A Photographic Menagerie of Emergency Vehicles

Greetings!!!  My name is Aslam.  The following are images of scale model vehicles of fire, EMS, police, and others that I have collected.

Unless otherwise noted, the scale of each model is 1/64.

Thank you for visiting!!!

BTW, I enjoyed reading this account of the emotional rollercoaster that was experienced by a female college student who was assigned in her psych class to accompany medical, police, and fire staff:

NOTE:  Unless you are a very broad-minded individual, please DO NOT click on my avatar image to the right and DO NOT look at any of the other postings listed on the root menu of my blog.

.Here is my collection of models, which will be followed by individual photos:

My interest in models of this nature began after my Father's life was saved in 2005 by paramedics and doctors.  Shortly afterwards, my Father and I began watching the 1970's TV program "EMERGENCY!" (coincidently, the seasons were just starting in 2005 to be released on DVD).

So, without further delay... here are photos of my model collection.

The FDNY Super Pumper System

The Little French Pumper

The Unimog

In my small hometown located in the Middle East, the fire brigade consisted of a single Unimog fire engine.  It was manned by volunteers, who were all men.  Women were forbidden from doing pretty much anything... at any job, anywhere.  Women could not even leave their homes unless they were veiled and accompanied by an adult male.

The personal protective equipment for the volunteers consisted of a few pairs of leather gloves.  There were no breathing tanks, no masks, no boots, no helmets, no coats, and no pants.  Crowds of male volunteers would show up to the emergency wearing sandals, shorts, and t-shirts.

Compared to the modern fire departments in the Western world (such as the USA where I currently live), the memories of my hometown fire brigade seem quaint and almost comical.

Fortunately, fires in my hometown were relatively rare.  The Unimog seemed to make appearances more often in parades than at emergencies.

Vehicle fires seemed to be the most common emergency... occurring perhaps once every few months.
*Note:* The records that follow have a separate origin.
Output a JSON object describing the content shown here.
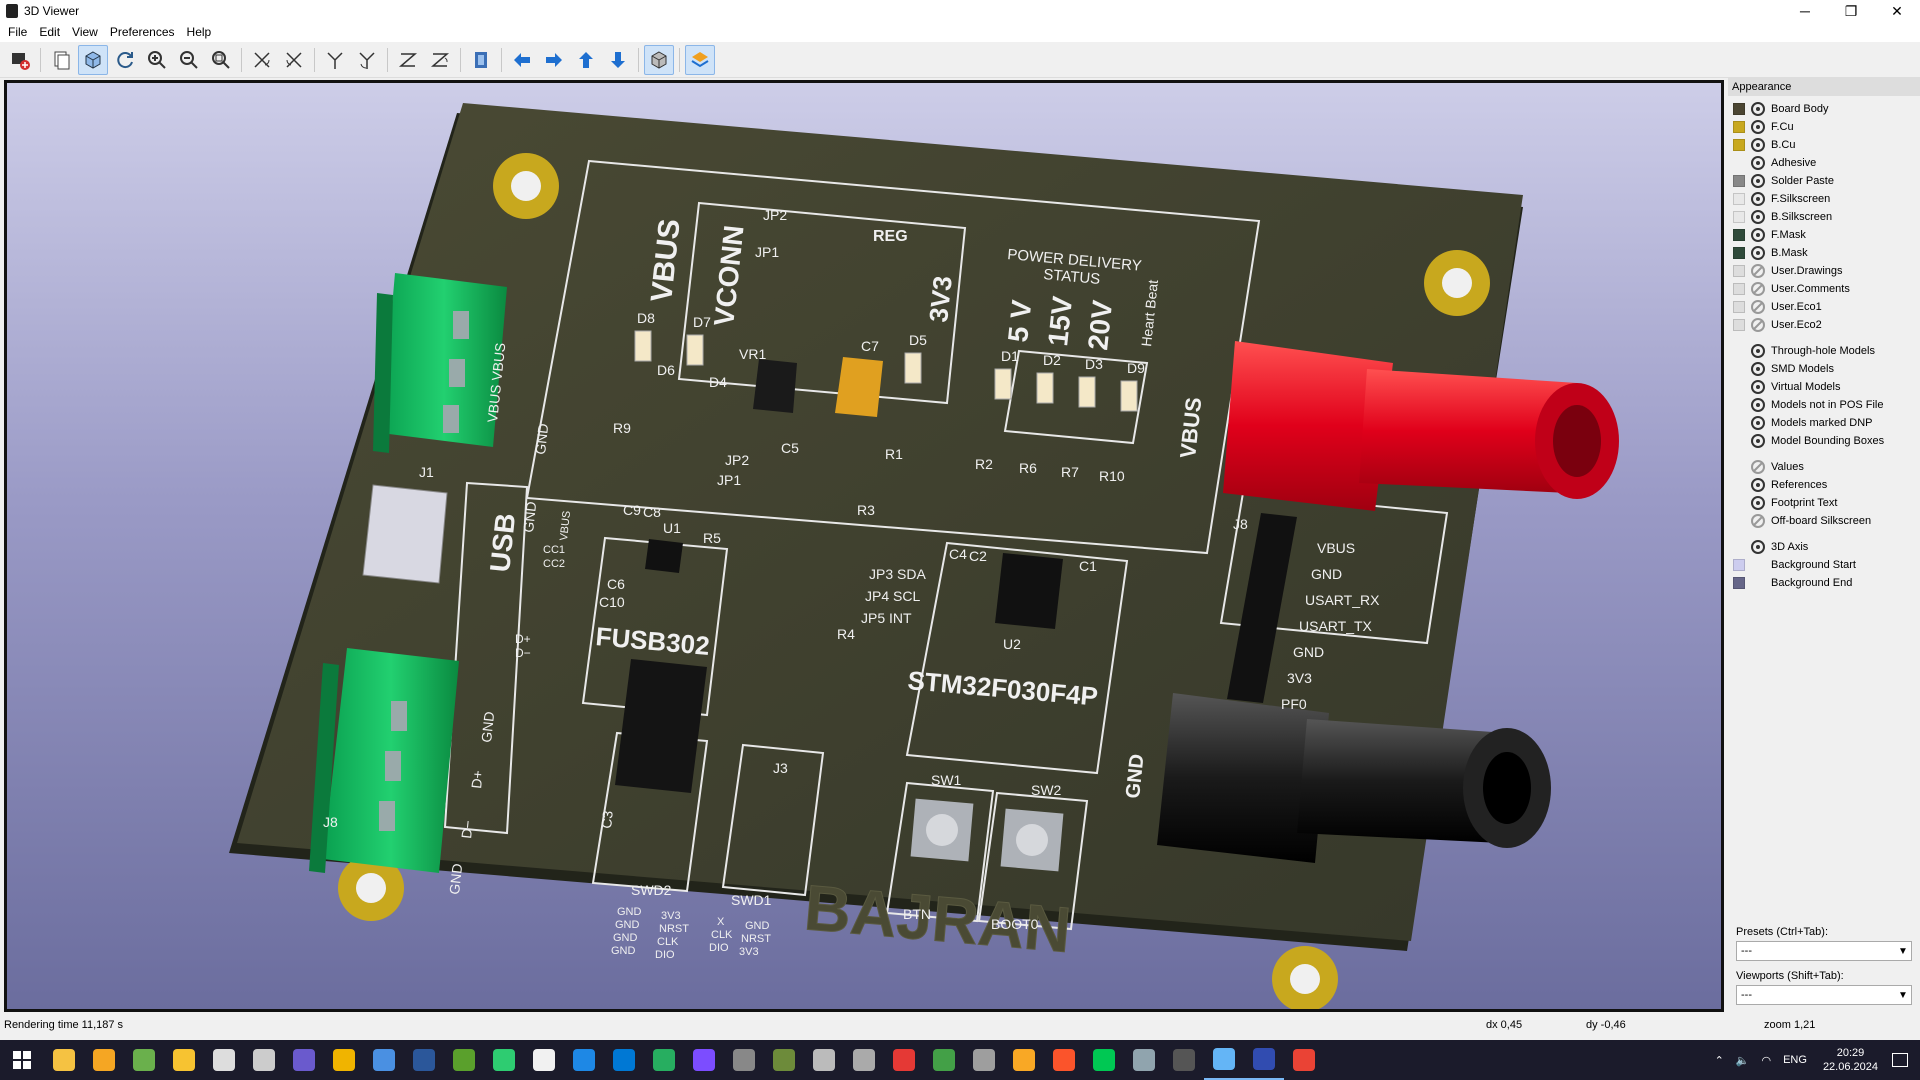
{
  "window": {
    "title": "3D Viewer",
    "controls": [
      "─",
      "❐",
      "✕"
    ]
  },
  "menu": [
    "File",
    "Edit",
    "View",
    "Preferences",
    "Help"
  ],
  "toolbar": {
    "tools": [
      "render-export-icon",
      "copy-icon",
      "raytrace-icon",
      "refresh-icon",
      "zoom-in-icon",
      "zoom-out-icon",
      "zoom-fit-icon",
      "rotate-x-cw-icon",
      "rotate-x-ccw-icon",
      "rotate-y-cw-icon",
      "rotate-y-ccw-icon",
      "rotate-z-cw-icon",
      "rotate-z-ccw-icon",
      "flip-board-icon",
      "pan-left-icon",
      "pan-right-icon",
      "pan-up-icon",
      "pan-down-icon",
      "ortho-icon",
      "layers-icon"
    ]
  },
  "board": {
    "labels": {
      "vbus": "VBUS",
      "vconn": "VCONN",
      "reg": "REG",
      "v3v3": "3V3",
      "pd_status": "POWER DELIVERY",
      "pd_status2": "STATUS",
      "v5": "5 V",
      "v15": "15V",
      "v20": "20V",
      "heartbeat": "Heart Beat",
      "usb": "USB",
      "fusb": "FUSB302",
      "stm": "STM32F030F4P",
      "brand": "BAJRAN",
      "jp2": "JP2",
      "jp1": "JP1",
      "jp2b": "JP2",
      "jp1b": "JP1",
      "d8": "D8",
      "d7": "D7",
      "d6": "D6",
      "d4": "D4",
      "d5": "D5",
      "vr1": "VR1",
      "c7": "C7",
      "c5": "C5",
      "r9": "R9",
      "r1": "R1",
      "d1": "D1",
      "d2": "D2",
      "d3": "D3",
      "d9": "D9",
      "r2": "R2",
      "r6": "R6",
      "r7": "R7",
      "r10": "R10",
      "j1": "J1",
      "j8": "J8",
      "j8b": "J8",
      "c9": "C9",
      "c8": "C8",
      "u1": "U1",
      "r5": "R5",
      "r3": "R3",
      "c6": "C6",
      "c10": "C10",
      "r4": "R4",
      "jp3": "JP3 SDA",
      "jp4": "JP4 SCL",
      "jp5": "JP5 INT",
      "c4": "C4",
      "c2": "C2",
      "c1": "C1",
      "u2": "U2",
      "cc1": "CC1",
      "cc2": "CC2",
      "dp": "D+",
      "dm": "D−",
      "gnd": "GND",
      "vbusvbus": "VBUS VBUS",
      "gnd2": "GND",
      "gnd3": "GND",
      "vbus_small": "VBUS",
      "dplus": "D+",
      "dminus": "D−",
      "gnd4": "GND",
      "gnd5": "GND",
      "j3": "J3",
      "c3": "C3",
      "swd2": "SWD2",
      "swd1": "SWD1",
      "sw1": "SW1",
      "sw2": "SW2",
      "btn": "BTN",
      "boot0": "BOOT0",
      "vbus_right": "VBUS",
      "gnd_right": "GND",
      "pin_vbus": "VBUS",
      "pin_gnd": "GND",
      "pin_rx": "USART_RX",
      "pin_tx": "USART_TX",
      "pin_gnd2": "GND",
      "pin_3v3": "3V3",
      "pin_pf0": "PF0",
      "swd2_l1": "GND",
      "swd2_l2": "GND",
      "swd2_l3": "GND",
      "swd2_l4": "GND",
      "swd2_r1": "3V3",
      "swd2_r2": "NRST",
      "swd2_r3": "CLK",
      "swd2_r4": "DIO",
      "swd1_l1": "X",
      "swd1_l2": "CLK",
      "swd1_l3": "DIO",
      "swd1_r1": "GND",
      "swd1_r2": "NRST",
      "swd1_r3": "3V3"
    }
  },
  "appearance": {
    "title": "Appearance",
    "layers": [
      {
        "name": "Board Body",
        "color": "#4b4532",
        "visible": true
      },
      {
        "name": "F.Cu",
        "color": "#c8a81e",
        "visible": true
      },
      {
        "name": "B.Cu",
        "color": "#c8a81e",
        "visible": true
      },
      {
        "name": "Adhesive",
        "color": "",
        "visible": true
      },
      {
        "name": "Solder Paste",
        "color": "#888888",
        "visible": true
      },
      {
        "name": "F.Silkscreen",
        "color": "#e8e8e8",
        "visible": true
      },
      {
        "name": "B.Silkscreen",
        "color": "#e8e8e8",
        "visible": true
      },
      {
        "name": "F.Mask",
        "color": "#2f4a3a",
        "visible": true
      },
      {
        "name": "B.Mask",
        "color": "#2f4a3a",
        "visible": true
      },
      {
        "name": "User.Drawings",
        "color": "#dddddd",
        "visible": false
      },
      {
        "name": "User.Comments",
        "color": "#dddddd",
        "visible": false
      },
      {
        "name": "User.Eco1",
        "color": "#dddddd",
        "visible": false
      },
      {
        "name": "User.Eco2",
        "color": "#dddddd",
        "visible": false
      }
    ],
    "models": [
      {
        "name": "Through-hole Models",
        "visible": true
      },
      {
        "name": "SMD Models",
        "visible": true
      },
      {
        "name": "Virtual Models",
        "visible": true
      },
      {
        "name": "Models not in POS File",
        "visible": true
      },
      {
        "name": "Models marked DNP",
        "visible": true
      },
      {
        "name": "Model Bounding Boxes",
        "visible": true
      }
    ],
    "text": [
      {
        "name": "Values",
        "visible": false
      },
      {
        "name": "References",
        "visible": true
      },
      {
        "name": "Footprint Text",
        "visible": true
      },
      {
        "name": "Off-board Silkscreen",
        "visible": false
      }
    ],
    "misc": [
      {
        "name": "3D Axis",
        "color": "",
        "visible": true
      },
      {
        "name": "Background Start",
        "color": "#ccccee",
        "visible": null
      },
      {
        "name": "Background End",
        "color": "#666688",
        "visible": null
      }
    ],
    "presets_label": "Presets (Ctrl+Tab):",
    "presets_value": "---",
    "viewports_label": "Viewports (Shift+Tab):",
    "viewports_value": "---"
  },
  "status": {
    "render_time": "Rendering time 11,187 s",
    "dx": "dx 0,45",
    "dy": "dy -0,46",
    "zoom": "zoom 1,21"
  },
  "taskbar": {
    "apps": [
      {
        "name": "explorer",
        "color": "#f5c242"
      },
      {
        "name": "app2",
        "color": "#f5a623"
      },
      {
        "name": "chrome-green",
        "color": "#6ab04c"
      },
      {
        "name": "notes",
        "color": "#f7c331"
      },
      {
        "name": "calc",
        "color": "#dddddd"
      },
      {
        "name": "calendar",
        "color": "#cccccc"
      },
      {
        "name": "app7",
        "color": "#6a5acd"
      },
      {
        "name": "app8",
        "color": "#f0b400"
      },
      {
        "name": "app9",
        "color": "#4a90e2"
      },
      {
        "name": "word",
        "color": "#2b579a"
      },
      {
        "name": "excel",
        "color": "#5aa02c"
      },
      {
        "name": "app12",
        "color": "#2ecc71"
      },
      {
        "name": "app13",
        "color": "#f1f1f1"
      },
      {
        "name": "processing",
        "color": "#1e88e5"
      },
      {
        "name": "vscode",
        "color": "#0078d4"
      },
      {
        "name": "app16",
        "color": "#27ae60"
      },
      {
        "name": "app17",
        "color": "#7c4dff"
      },
      {
        "name": "app18",
        "color": "#888888"
      },
      {
        "name": "app19",
        "color": "#6d8b3a"
      },
      {
        "name": "app20",
        "color": "#bbbbbb"
      },
      {
        "name": "app21",
        "color": "#aaaaaa"
      },
      {
        "name": "acrobat",
        "color": "#e53935"
      },
      {
        "name": "sync",
        "color": "#43a047"
      },
      {
        "name": "github",
        "color": "#9e9e9e"
      },
      {
        "name": "app25",
        "color": "#f9a825"
      },
      {
        "name": "brave",
        "color": "#fb542b"
      },
      {
        "name": "app27",
        "color": "#00c853"
      },
      {
        "name": "app28",
        "color": "#90a4ae"
      },
      {
        "name": "terminal",
        "color": "#555555"
      },
      {
        "name": "app30",
        "color": "#64b5f6"
      },
      {
        "name": "kicad",
        "color": "#314cb0"
      },
      {
        "name": "chrome",
        "color": "#ea4335"
      }
    ],
    "lang": "ENG",
    "time": "20:29",
    "date": "22.06.2024"
  }
}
Buildings were a maximum of two stories.  Construction materials were noncombustible such as brick, stone, or concrete blocks... meaning any fires that occurred were limited to one room and did not spread or consume the entire structure.  Building fires consisted mostly of smoke, and occurred perhaps once or twice a year.  The cause was usually determined to have been the result of careless cigaret smoking or the ignition of cooking oil.

This twin-cab fire engine is used to protect "The Chunnel" (the undersea railroad tunnel connecting the UK and France).
This fire engine has two cabs, and it can travel quickly in either direction.  The reason this fire engine has two cabs because it is not possible for a fire truck to turn around in the narrow tunnel.

The FDNY Fireboat "The John J. Harvey"

The scale of this fireboat is 1/136.

All of my fire models are too fragile for any young person to play with... so my wife Cheryl wisely bought this fire engine model at a garage sale (25 cents) for young visitors to play with whenever the need arose.  Our daughters were teenagers by the time I began collecting scale vehicle models, and they were no longer interested in playing with "toys".

Cheryl and I both laughed at how stupid this fire engine looks next to the scale models... but youngsters are happy to have something sturdy to play with instead of just being told "No".

The following 2 models (FDNY Engine 82 and Ladder 31) were based on the book "Report From Engine Co. 82" by Dennis Smith.

The scale of this fire engine is 1/50.

The scale of this fire engine is 1/50.